Thursday, March 29, 2012

What an Adult Government Looks Like

Elections have consequences. In Canada's case, they elected adults - and the Canadian people seem to be acting like adults too ... at least on balance.
Canada's center-right government called for the retirement age to be raised and for major public service cuts Thursday, in an austerity budget that aims to balance the books by 2016.

Tackling unpopular measures that many industrialized countries are being forced to consider as their populations age, the Canadian government said its budget would help the country move a step ahead.

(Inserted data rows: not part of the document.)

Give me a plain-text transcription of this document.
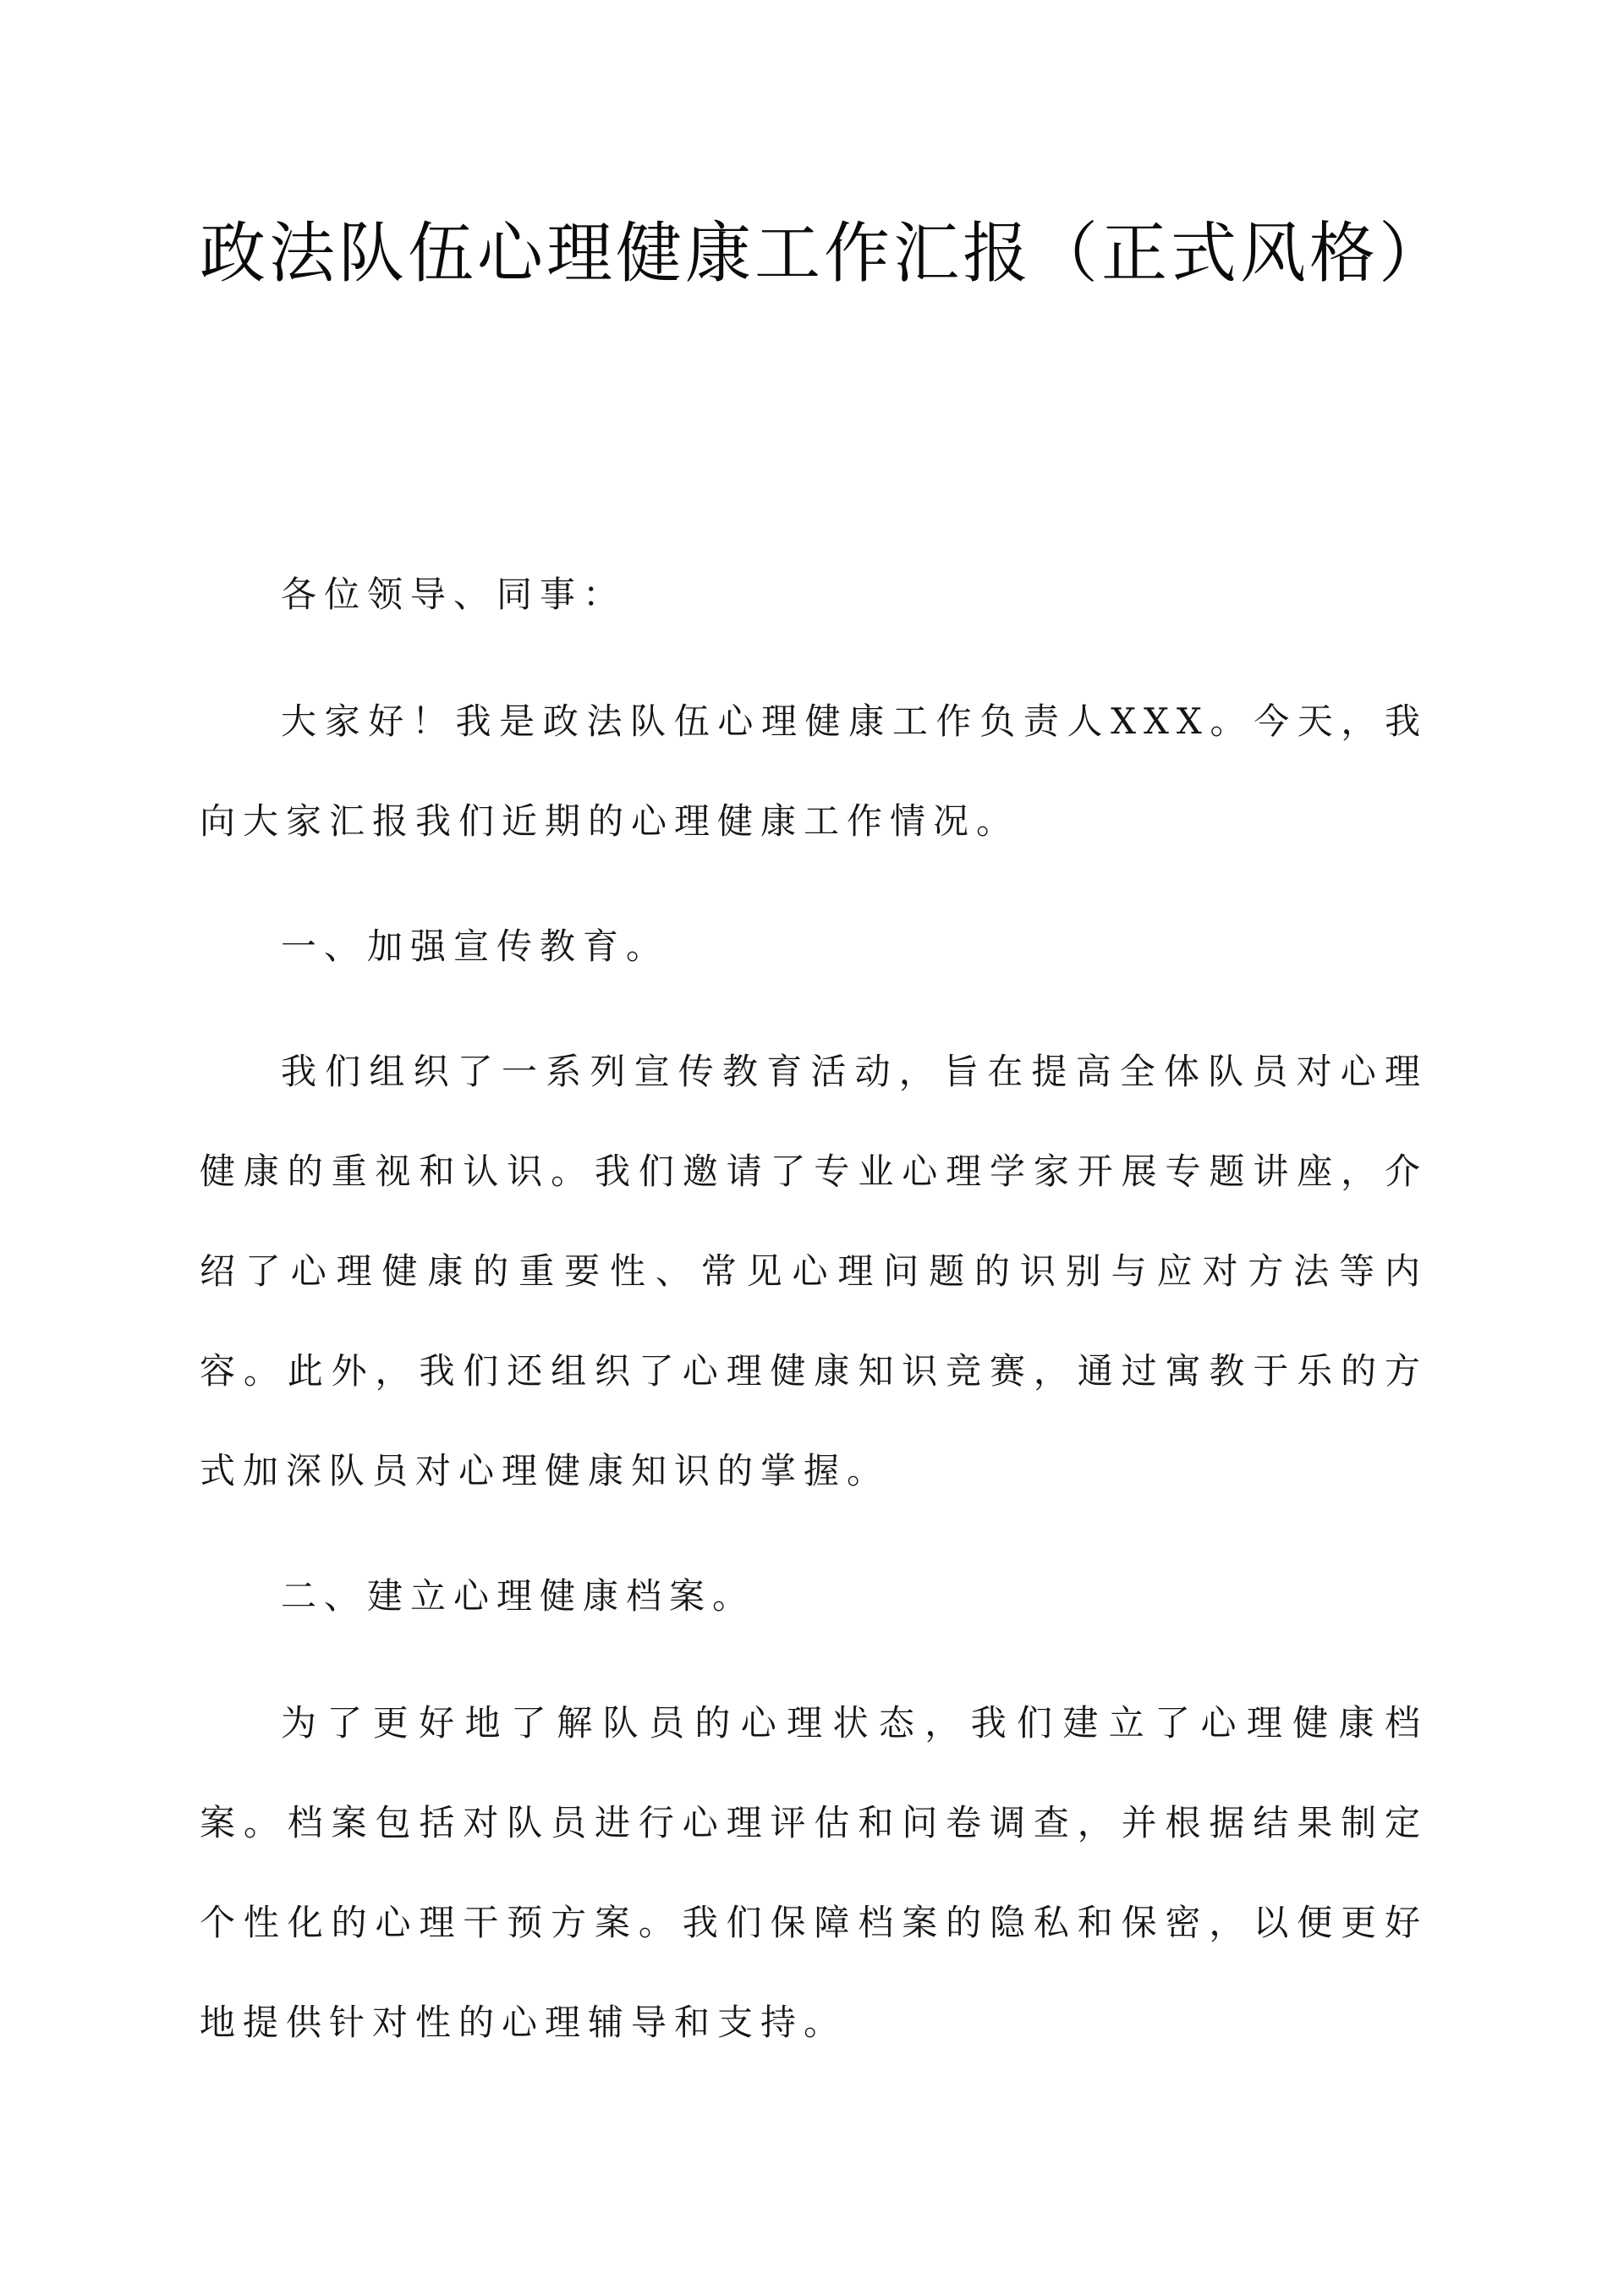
政法队伍心理健康工作汇报（正式风格）

各位领导、同事：

大家好！我是政法队伍心理健康工作负责人XXX。今天，我向大家汇报我们近期的心理健康工作情况。

一、加强宣传教育。

我们组织了一系列宣传教育活动，旨在提高全体队员对心理健康的重视和认识。我们邀请了专业心理学家开展专题讲座，介绍了心理健康的重要性、常见心理问题的识别与应对方法等内容。此外，我们还组织了心理健康知识竞赛，通过寓教于乐的方式加深队员对心理健康知识的掌握。

二、建立心理健康档案。

为了更好地了解队员的心理状态，我们建立了心理健康档案。档案包括对队员进行心理评估和问卷调查，并根据结果制定个性化的心理干预方案。我们保障档案的隐私和保密，以便更好地提供针对性的心理辅导和支持。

"Other Western countries face the risk of long-term economic decline. We have a rare opportunity to position our country for sustainable, long-term growth," Finance Minister Jim Flaherty said in the House of Commons.

"Looking ahead, Canadians have every reason to be confident," he said presenting what was dubbed a budget for "the next generation."

Under the plan, Canada will cut its deficit this year through "moderate" spending cuts, as the economy grows by 2.1 percent, Flaherty announced.

But much deeper cuts, including the laying off of 19,200 government staff, or 4.8 percent of the federal workforce, are planned for the coming years.

Flaherty said old age security and guaranteed income supplement benefits worth up to a total of Can$15,000 and now paid out at age 65 would be offered only at age 67, starting in 2023.
We will have to do this one day as well - the sooner we do the less pain there will be.